Tuna in Rich Bearnaise Sauce
Tuna in rich Béarnaise sauce
From the Kitchen of Aubrey Proctor
Makes 4 Sandwiches (Sauce makes about 3 ½ cups)
Prep time: 35 Total Time: 40 (Faster prep option below, 15 min)
Ingredients:
4 cans (6-oz) Tuna
4 cibatta buns or slices of bread
1 cup baby spinach leaves
1 small tomato, thinly sliced (4 slices)
Guacamole: (*you may also purchase premade guacamole and save 20 min of prep time)
2 medium, ripe avocados
2 tbsp canned green chiles, chopped
1/3 cup white onion, peeled and finely chopped
1 tbsp lemon juice
1/4 cup fresh cilantro, finely chopped
1 tsp salt
Sauce:
4 lg shallots, diced
3/4 cup dry white wine
3 Tbsp white wine vinegar
2 Tsp dried tarragon
1/2 cup mayonnaise
2 Tbsp lemon juice
1/2 tsp salt
1/2 tsp freshly ground pepper
1. Prepare guacamole; Mash the avocado with a fork until almost smooth. Fold in the remaining guacamole ingredients into the mashed avocado. Cover and chill.

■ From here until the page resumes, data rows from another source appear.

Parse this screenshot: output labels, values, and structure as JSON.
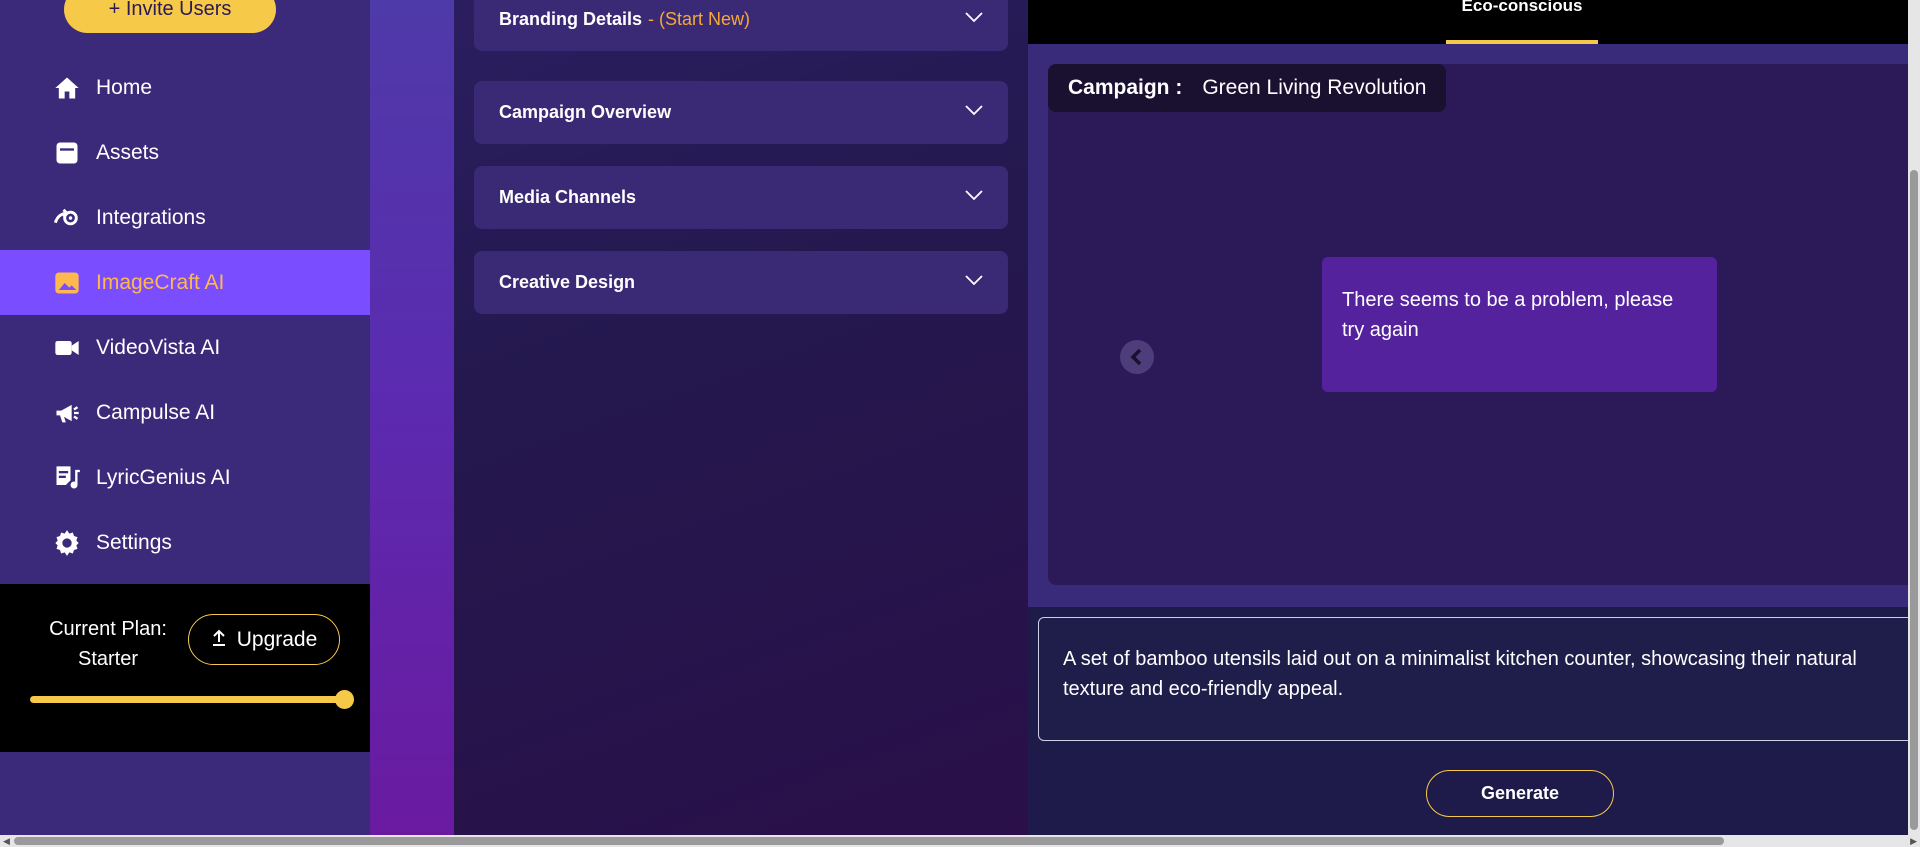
{
  "sidebar": {
    "invite_label": "+ Invite Users",
    "items": [
      {
        "label": "Home",
        "icon": "home-icon"
      },
      {
        "label": "Assets",
        "icon": "assets-icon"
      },
      {
        "label": "Integrations",
        "icon": "integrations-icon"
      },
      {
        "label": "ImageCraft AI",
        "icon": "image-icon",
        "active": true
      },
      {
        "label": "VideoVista AI",
        "icon": "video-icon"
      },
      {
        "label": "Campulse AI",
        "icon": "megaphone-icon"
      },
      {
        "label": "LyricGenius AI",
        "icon": "lyrics-icon"
      },
      {
        "label": "Settings",
        "icon": "gear-icon"
      }
    ],
    "plan": {
      "label_line1": "Current Plan:",
      "label_line2": "Starter",
      "upgrade_label": "Upgrade",
      "usage_fraction": 1.0
    }
  },
  "accordion": {
    "sections": [
      {
        "title": "Branding Details",
        "accent": "- (Start New)"
      },
      {
        "title": "Campaign Overview",
        "accent": ""
      },
      {
        "title": "Media Channels",
        "accent": ""
      },
      {
        "title": "Creative Design",
        "accent": ""
      }
    ]
  },
  "preview": {
    "active_tab": "Eco-conscious",
    "campaign_label": "Campaign :",
    "campaign_name": "Green Living Revolution",
    "error_message": "There seems to be a problem, please try again",
    "prompt_text": "A set of bamboo utensils laid out on a minimalist kitchen counter, showcasing their natural texture and eco-friendly appeal.",
    "generate_label": "Generate"
  },
  "colors": {
    "accent_yellow": "#f7c948",
    "active_purple": "#7a4dff",
    "active_text": "#ffb84d",
    "sidebar_bg": "#3b2a7a"
  }
}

2. For sauce, cook first 4 ingredients in a small saucepan over medium-high heat 8-10 minutes or until liquid is reduced to about 2 Tbsp. Cool.

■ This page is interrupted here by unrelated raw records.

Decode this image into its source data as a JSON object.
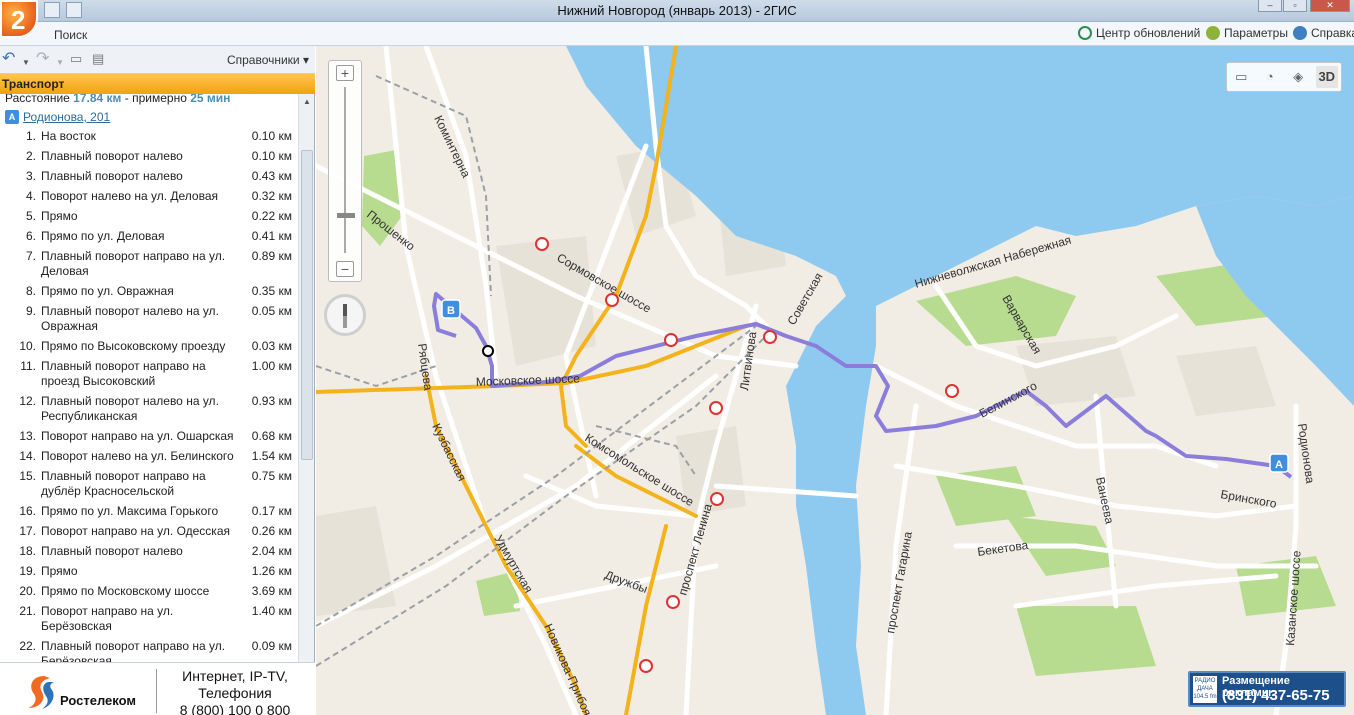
{
  "window": {
    "title": "Нижний Новгород (январь 2013) - 2ГИС",
    "logo_text": "2"
  },
  "menu": {
    "search": "Поиск",
    "update_center": "Центр обновлений",
    "parameters": "Параметры",
    "help": "Справка"
  },
  "left_panel": {
    "directories": "Справочники",
    "section": "Транспорт",
    "summary": {
      "prefix": "Расстояние",
      "distance": "17.84 км",
      "middle": "- примерно",
      "duration": "25 мин"
    },
    "start_address": "Родионова, 201",
    "start_marker": "A",
    "steps": [
      {
        "num": "1.",
        "text": "На восток",
        "dist": "0.10 км"
      },
      {
        "num": "2.",
        "text": "Плавный поворот налево",
        "dist": "0.10 км"
      },
      {
        "num": "3.",
        "text": "Плавный поворот налево",
        "dist": "0.43 км"
      },
      {
        "num": "4.",
        "text": "Поворот налево на ул. Деловая",
        "dist": "0.32 км"
      },
      {
        "num": "5.",
        "text": "Прямо",
        "dist": "0.22 км"
      },
      {
        "num": "6.",
        "text": "Прямо по ул. Деловая",
        "dist": "0.41 км"
      },
      {
        "num": "7.",
        "text": "Плавный поворот направо на ул. Деловая",
        "dist": "0.89 км"
      },
      {
        "num": "8.",
        "text": "Прямо по ул. Овражная",
        "dist": "0.35 км"
      },
      {
        "num": "9.",
        "text": "Плавный поворот налево на ул. Овражная",
        "dist": "0.05 км"
      },
      {
        "num": "10.",
        "text": "Прямо по Высоковскому проезду",
        "dist": "0.03 км"
      },
      {
        "num": "11.",
        "text": "Плавный поворот направо на проезд Высоковский",
        "dist": "1.00 км"
      },
      {
        "num": "12.",
        "text": "Плавный поворот налево на ул. Республиканская",
        "dist": "0.93 км"
      },
      {
        "num": "13.",
        "text": "Поворот направо на ул. Ошарская",
        "dist": "0.68 км"
      },
      {
        "num": "14.",
        "text": "Поворот налево на ул. Белинского",
        "dist": "1.54 км"
      },
      {
        "num": "15.",
        "text": "Плавный поворот направо на дублёр Красносельской",
        "dist": "0.75 км"
      },
      {
        "num": "16.",
        "text": "Прямо по ул. Максима Горького",
        "dist": "0.17 км"
      },
      {
        "num": "17.",
        "text": "Поворот направо на ул. Одесская",
        "dist": "0.26 км"
      },
      {
        "num": "18.",
        "text": "Плавный поворот налево",
        "dist": "2.04 км"
      },
      {
        "num": "19.",
        "text": "Прямо",
        "dist": "1.26 км"
      },
      {
        "num": "20.",
        "text": "Прямо по Московскому шоссе",
        "dist": "3.69 км"
      },
      {
        "num": "21.",
        "text": "Поворот направо на ул. Берёзовская",
        "dist": "1.40 км"
      },
      {
        "num": "22.",
        "text": "Плавный поворот направо на ул. Берёзовская",
        "dist": "0.09 км"
      }
    ]
  },
  "ad": {
    "brand": "Ростелеком",
    "line1": "Интернет, IP-TV,",
    "line2": "Телефония",
    "line3": "8 (800) 100 0 800"
  },
  "map": {
    "tool_3d": "3D",
    "marker_a": "A",
    "marker_b": "B",
    "banner_radio": "РАДИО ДАЧА 104.5 fm",
    "banner_title": "Размещение рекламы:",
    "banner_phone": "(831) 437-65-75",
    "streets": {
      "kominterna": "Коминтерна",
      "proshenko": "Прошенко",
      "ryabtseva": "Рябцева",
      "sormovskoe": "Сормовское шоссе",
      "moskovskoe": "Московское шоссе",
      "kuzbasskaya": "Кузбасская",
      "udmurtskaya": "Удмуртская",
      "komsomolskoe": "Комсомольское шоссе",
      "druzhby": "Дружбы",
      "novikova": "Новикова-Прибоя",
      "lenina": "проспект Ленина",
      "litvinova": "Литвинова",
      "sovetskaya": "Советская",
      "nabereznaya": "Нижневолжская Набережная",
      "varvarskaya": "Варварская",
      "belinskogo": "Белинского",
      "vaneeva": "Ванеева",
      "beketova": "Бекетова",
      "gagarina": "проспект Гагарина",
      "brinskogo": "Бринского",
      "rodionova": "Родионова",
      "kazanskoe": "Казанское шоссе"
    }
  },
  "colors": {
    "water": "#8ec9ef",
    "route": "#8a7ddb",
    "highway": "#f4b21b",
    "park": "#b7dc8f",
    "header": "#f2a114"
  }
}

3. Process reduced mixture, guacamole, and remaining ingredients in a blender or food processor until smooth, stopping to scrape down sides.
4. On bottom bread slice, layer as follows: Tuna, Béarnaise sauce, spinach leaves, and tomato slice. Using as much Béarnaise sauce for each sandwich as desired. Chill remaining Bearnaise sauce for up to 2 days.